Few things test an individual's mental health like sudden, unwanted change. Indeed, most people live their lives in fear of it. And this fear is responsible for numerous problems, from OCD and panic attacks to depression and anxiety. Unfortunately, change is a part of life, and attempts to resist it are futile.
Life has always been full of changes. The child becomes a man, he marries, has children of his own, sees loved ones die, sets off for war, ages, and so on. But, though in many ways modern life is longer and safer than ever before, it is also more stressful and eventful. Imagine a man living in, for example, rural France 150 years ago. At 14, he would have begun work, perhaps as an apprentice blacksmith or gamekeeper. Since divorce was scandalous, he would probably have remained with the same woman all his life. Now compare this life to that of a descendant living in the same village today.

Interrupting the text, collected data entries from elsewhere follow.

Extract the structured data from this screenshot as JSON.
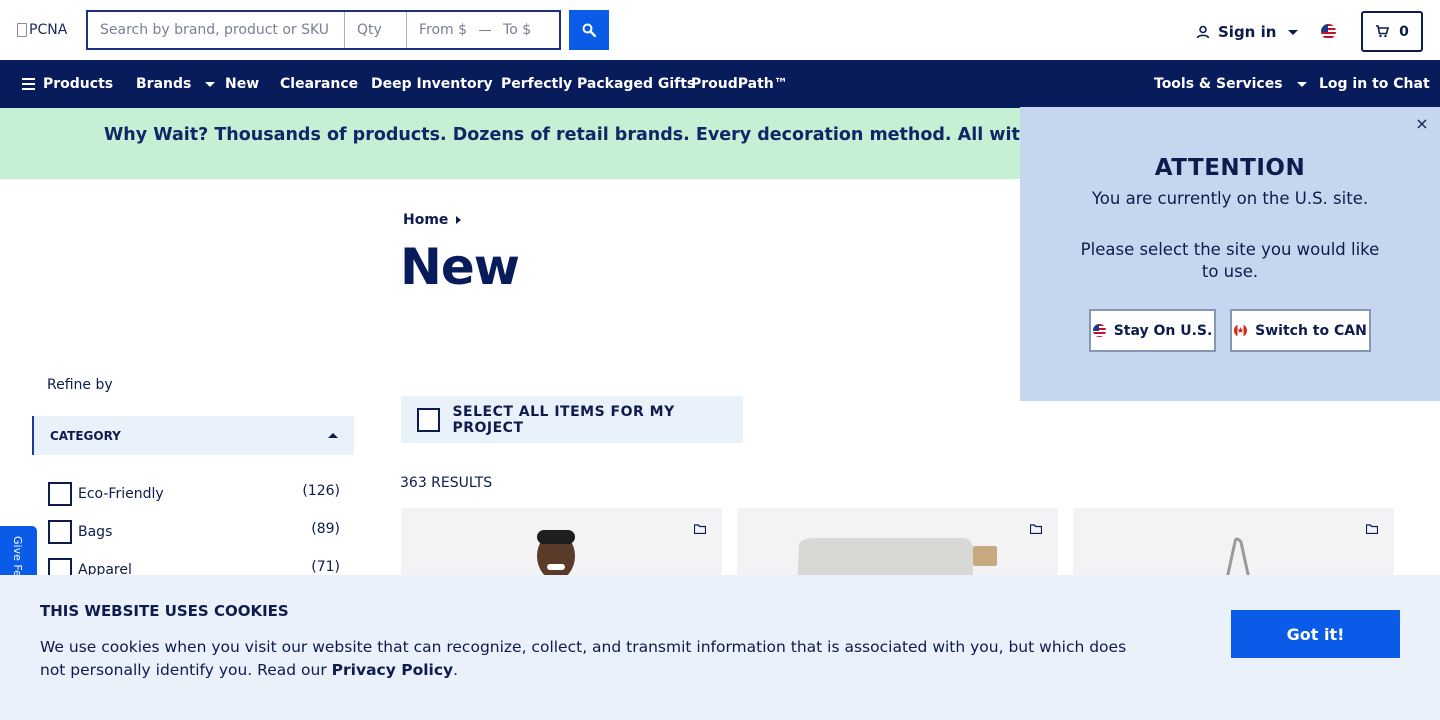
{
  "header": {
    "logo_alt": "PCNA",
    "search_placeholder": "Search by brand, product or SKU",
    "qty_placeholder": "Qty",
    "price_from_placeholder": "From $",
    "price_to_placeholder": "To $",
    "sign_in_label": "Sign in",
    "cart_count": "0"
  },
  "nav": {
    "products": "Products",
    "brands": "Brands",
    "new": "New",
    "clearance": "Clearance",
    "deep_inventory": "Deep Inventory",
    "packaged_gifts": "Perfectly Packaged Gifts",
    "proudpath": "ProudPath™",
    "tools_services": "Tools & Services",
    "chat": "Log in to Chat"
  },
  "promo": {
    "text": "Why Wait? Thousands of products. Dozens of retail brands. Every decoration method. All with a standard"
  },
  "breadcrumb": {
    "home": "Home"
  },
  "page_title": "New",
  "sidebar": {
    "refine_label": "Refine by",
    "category_label": "CATEGORY",
    "categories": [
      {
        "label": "Eco-Friendly",
        "count": "(126)"
      },
      {
        "label": "Bags",
        "count": "(89)"
      },
      {
        "label": "Apparel",
        "count": "(71)"
      }
    ],
    "feedback_label": "Give Fe"
  },
  "main": {
    "select_all_label": "SELECT ALL ITEMS FOR MY PROJECT",
    "results_count": "363 RESULTS"
  },
  "attention": {
    "title": "ATTENTION",
    "line1": "You are currently on the U.S. site.",
    "line2": "Please select the site you would like to use.",
    "stay_label": "Stay On U.S.",
    "switch_label": "Switch to CAN",
    "close_symbol": "×"
  },
  "cookie": {
    "title": "THIS WEBSITE USES COOKIES",
    "body": "We use cookies when you visit our website that can recognize, collect, and transmit information that is associated with you, but which does not personally identify you. Read our",
    "policy_link": "Privacy Policy",
    "period": ".",
    "button_label": "Got it!"
  },
  "colors": {
    "navy": "#081b5b",
    "accent_blue": "#0a5ce8",
    "promo_green": "#c5f0d4",
    "attention_bg": "#c6d6ee",
    "cookie_bg": "#eaf1fb"
  },
  "icons": [
    "broken-image-icon",
    "search-icon",
    "user-icon",
    "us-flag-icon",
    "cart-icon",
    "hamburger-icon",
    "close-icon",
    "ca-flag-icon",
    "folder-icon"
  ]
}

The village would now resemble a small town, with new housing estates built to accommodate the increased population. At 18, his descendant leaves to study in a University 300 miles away. He marries twice and is twice divorced. As for jobs, he would almost certainly try several, maybe commuting to Paris or even London. From morning until night he is bombarded with news stories covering upheaval and change across the world, from global warming to mass migration, from revolutions in Asia to civil war in Africa. And he will live through astonishing technological change. If he was born in the 1980s, he will have been a teenager when the Internet appeared. As for the coming decades, futurologists all agree that the pace of technological change is speeding up and that the 21st century will see a millennium's worth of progress, from Artificial Intelligence to Space Colonization. Never has it been more important to learn how to cope with change.
Those who enjoy exceptional mental health seem able to adjust to changed circumstances quicker than the average person. But anyone can learn.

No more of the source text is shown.